E depois o con­vite. Segun­dos que pare­ce­ram horas, um ritual mil vezes ante­ci­pado, uma sobran­ce­lha cur­vada e o assen­ti­mento nervoso. A valsa. Lenta. Um des­li­zar leve, uma volta suave, um con­tra­volta severa, uma con­du­ção segu­rís­sima. O tempo e o espaço a fazerem-se só um. Luvas e pedra­rias per­di­das no calor de uma mão de cava­lheiro. Um passo em qua­tro movi­men­tos ape­nas. O arque­jar do decote, o salão sus­penso, os olhos do mundo pre­ga­dos na pro­messa que eram os dois e, num fugi­dio repente, o voo tão ansi­ado. Pla­nado, rasante, noc­turno, enla­çado, imen­sa­mente livre. A vida a trote, a mar­ca­ção intensa, um olhar de fugida, o corpo tenso, a alma a fugir de coupé. E logo um passo de espera, a terra a sus­pen­der o cir­cu­lar movi­mento, o tempo core­o­gra­fando, por um ins­tante, o silên­cio. Um nada bre­vís­simo. Para logo regres­sar aos ares numa flui­dez de garça. Quarto de volta à direita, quarto de volta à esquerda, o soa­lho desa­bando, a noite a entrar fresca pelas jane­las imen­sas, o ar espesso de camé­lias, o olhar cha­me­jante. A vida a fazer-se pro­messa, o futuro ganhando con­tor­nos de hoje, a feli­ci­dade feita valsa a dois tempos.

M. não podia ima­gi­nar. Ainda a noite era noite, ainda a valsa lhe emba­lava o sono de mar­ro­quim e já F. era nada. Um regresso que nunca seria, um roubo de três vin­téns que era um assalto a toda uma vida. Um assomo de incon­se­quente galhardia. O fais­car de uma lâmina, o espaço branco de um tro­vão de pól­vora numa esquina de Lisboa. Um cadá­ver adi­ado, corpo trans­pa­rente de uma fri­eza azul. Os olhos baços e a boca entre­a­berta a escor­rer de abelhas.

Sobre Pedro Norton

Já vos confessei em tempos que tive a mais feliz de todas as infâncias.
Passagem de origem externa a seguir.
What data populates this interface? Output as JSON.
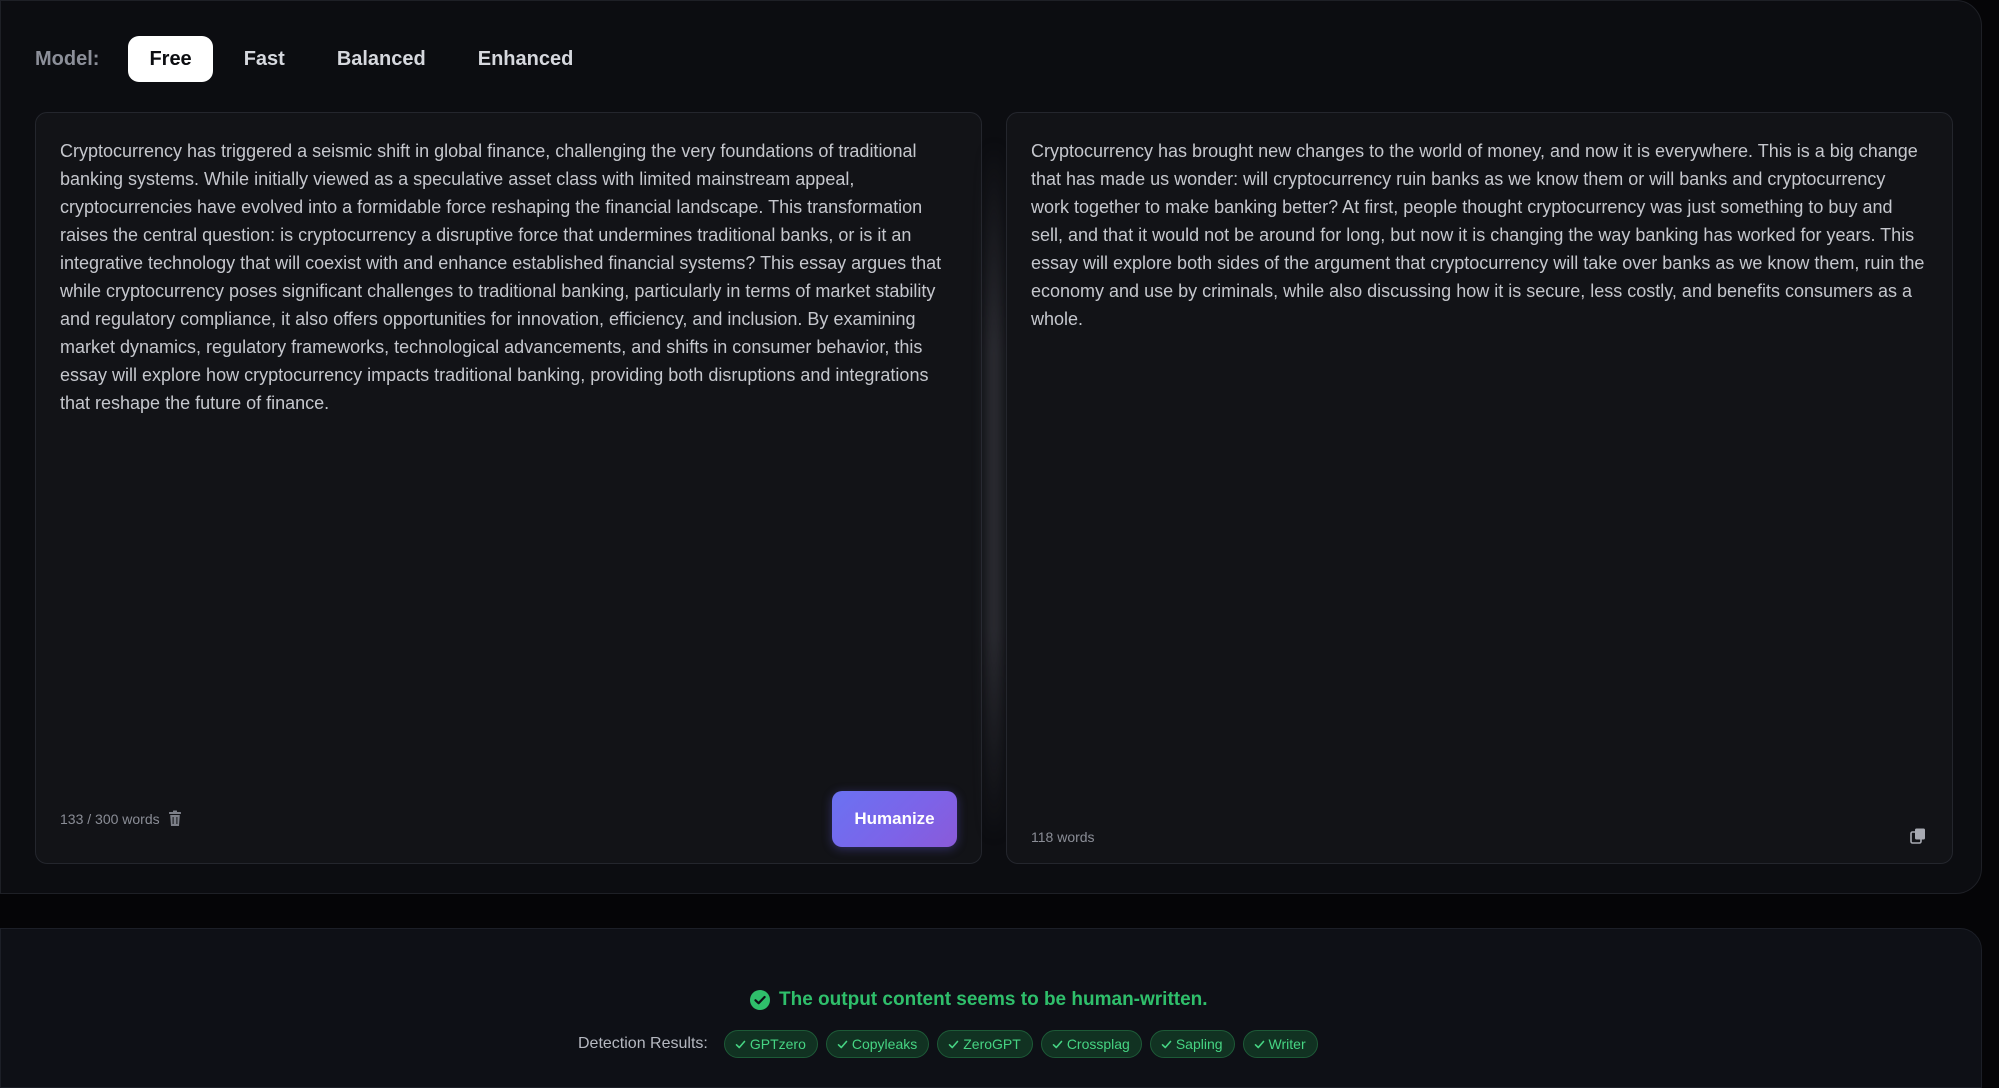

E se me disserem que isso não tem nada a ver com tristeza eu digo-vos que estão muito, mas muito, enganados. Sou forrado a nostalgia. Com umas camadas de mau feitio e uma queda para a neurose, concedo. Gosto de mortos, de saudades, de músicas que nunca foram gravadas, de livros desaparecidos e de filmes que poderiam ter sido. E de um bom silêncio de pai para filho. Não me chamem é simpático. Afino.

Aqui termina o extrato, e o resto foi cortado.